Pelek jari-jari diklaim mampu meredam guncangan lebih baik, sehingga mampu membantu kinerja suspensi saat melewati jalan rusak. Banyaknya ruas-ruas jari yang menopang bobot membuat pelek ini lebih kuat melibas jalan tak rata. 

Pelek ini pun relatif mudah diperbaiki. Jadi tak heran, meski jadul tetap banyak digunakan di motor jenis trail, dual sport maupun adventure. Ya karena karakternya yang mampu meredam guncangan lebih baik.

Sedangkan pelek palang punya rigiditas lebih baik ketimbang pelek jari-jari, pelek jenis ini juga menawarkan kemudahan penggantian ban, serta bisa pakai ban tubeless dan kemudahan membuatnya saat dipabrik.

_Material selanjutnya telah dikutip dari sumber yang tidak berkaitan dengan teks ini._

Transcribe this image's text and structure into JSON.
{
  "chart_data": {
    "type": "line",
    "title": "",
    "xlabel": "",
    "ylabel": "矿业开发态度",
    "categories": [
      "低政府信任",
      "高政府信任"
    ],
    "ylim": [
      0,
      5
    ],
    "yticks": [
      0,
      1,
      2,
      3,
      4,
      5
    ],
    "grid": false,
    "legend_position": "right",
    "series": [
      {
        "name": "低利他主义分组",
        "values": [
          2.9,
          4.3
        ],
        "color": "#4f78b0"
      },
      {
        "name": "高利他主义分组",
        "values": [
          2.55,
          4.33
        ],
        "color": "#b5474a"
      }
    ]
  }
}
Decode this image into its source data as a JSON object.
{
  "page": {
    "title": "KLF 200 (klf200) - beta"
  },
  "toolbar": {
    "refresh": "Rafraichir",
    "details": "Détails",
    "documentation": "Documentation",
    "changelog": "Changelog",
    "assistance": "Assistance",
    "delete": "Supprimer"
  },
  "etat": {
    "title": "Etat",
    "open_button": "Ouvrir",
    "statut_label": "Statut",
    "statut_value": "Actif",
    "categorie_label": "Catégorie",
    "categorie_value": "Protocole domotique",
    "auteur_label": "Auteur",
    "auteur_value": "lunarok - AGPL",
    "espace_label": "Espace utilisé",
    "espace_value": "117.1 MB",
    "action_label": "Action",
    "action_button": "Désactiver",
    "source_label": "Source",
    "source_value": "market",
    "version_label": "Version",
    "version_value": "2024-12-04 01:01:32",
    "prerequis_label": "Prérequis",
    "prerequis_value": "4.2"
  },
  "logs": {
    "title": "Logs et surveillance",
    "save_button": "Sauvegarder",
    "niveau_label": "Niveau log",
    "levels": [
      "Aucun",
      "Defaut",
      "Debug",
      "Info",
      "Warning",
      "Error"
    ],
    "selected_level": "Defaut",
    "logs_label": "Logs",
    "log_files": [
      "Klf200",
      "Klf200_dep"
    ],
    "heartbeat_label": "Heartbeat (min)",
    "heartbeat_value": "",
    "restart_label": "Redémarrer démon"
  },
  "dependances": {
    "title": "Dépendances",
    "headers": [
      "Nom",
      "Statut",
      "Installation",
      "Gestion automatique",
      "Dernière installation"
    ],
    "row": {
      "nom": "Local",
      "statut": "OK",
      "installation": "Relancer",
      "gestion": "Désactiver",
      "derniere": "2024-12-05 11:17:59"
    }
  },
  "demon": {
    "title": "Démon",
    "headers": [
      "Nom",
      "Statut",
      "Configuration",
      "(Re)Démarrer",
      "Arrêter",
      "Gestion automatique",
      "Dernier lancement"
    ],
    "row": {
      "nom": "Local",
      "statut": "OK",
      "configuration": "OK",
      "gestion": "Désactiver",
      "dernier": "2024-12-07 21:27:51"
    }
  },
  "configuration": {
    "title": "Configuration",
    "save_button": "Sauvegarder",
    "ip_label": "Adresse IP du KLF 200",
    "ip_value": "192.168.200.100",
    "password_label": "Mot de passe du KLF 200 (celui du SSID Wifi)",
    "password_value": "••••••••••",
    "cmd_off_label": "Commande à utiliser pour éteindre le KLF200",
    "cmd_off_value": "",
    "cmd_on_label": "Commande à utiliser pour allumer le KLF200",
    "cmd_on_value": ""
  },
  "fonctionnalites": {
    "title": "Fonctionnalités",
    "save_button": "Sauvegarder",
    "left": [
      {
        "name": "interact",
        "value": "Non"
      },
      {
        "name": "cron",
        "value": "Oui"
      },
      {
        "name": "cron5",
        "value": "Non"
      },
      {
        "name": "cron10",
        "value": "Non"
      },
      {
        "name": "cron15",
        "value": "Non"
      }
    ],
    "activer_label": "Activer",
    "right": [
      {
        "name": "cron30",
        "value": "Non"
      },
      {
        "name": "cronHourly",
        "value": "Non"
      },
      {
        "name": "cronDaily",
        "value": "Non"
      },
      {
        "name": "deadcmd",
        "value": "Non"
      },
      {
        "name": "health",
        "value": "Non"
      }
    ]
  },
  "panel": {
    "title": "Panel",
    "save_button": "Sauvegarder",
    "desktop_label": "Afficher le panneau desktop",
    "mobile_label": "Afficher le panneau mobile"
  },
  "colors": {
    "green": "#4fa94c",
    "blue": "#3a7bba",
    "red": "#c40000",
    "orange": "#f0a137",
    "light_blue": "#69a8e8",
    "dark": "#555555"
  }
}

Makanya pelek palang lebih banyak digunakan untuk motor berkecepatan tinggi maupun motor balap. Penggunaannya pun relatif lebih banyak di jalanan-jalanan dengan aspal mulus.

Perkembangan Pelek

Mengikuti jaman yang terus maju, pada akhirnya pelek jari-jari tak selalu klasik. Ada pabrikan yang memproduksi pelek jari-jari modern, yang sudah bisa pakai ban tubeless, dan tak kalah keren dari pelek palang, seperti rakitan Kineo.

Begitu pelek palang, bahan yang digunakan terus berkembang. Mulai dari cetakan besi biasa, lalu berbahan alumunium cor, hingga berbahan alumunium forged, seperti buatan Marchesini.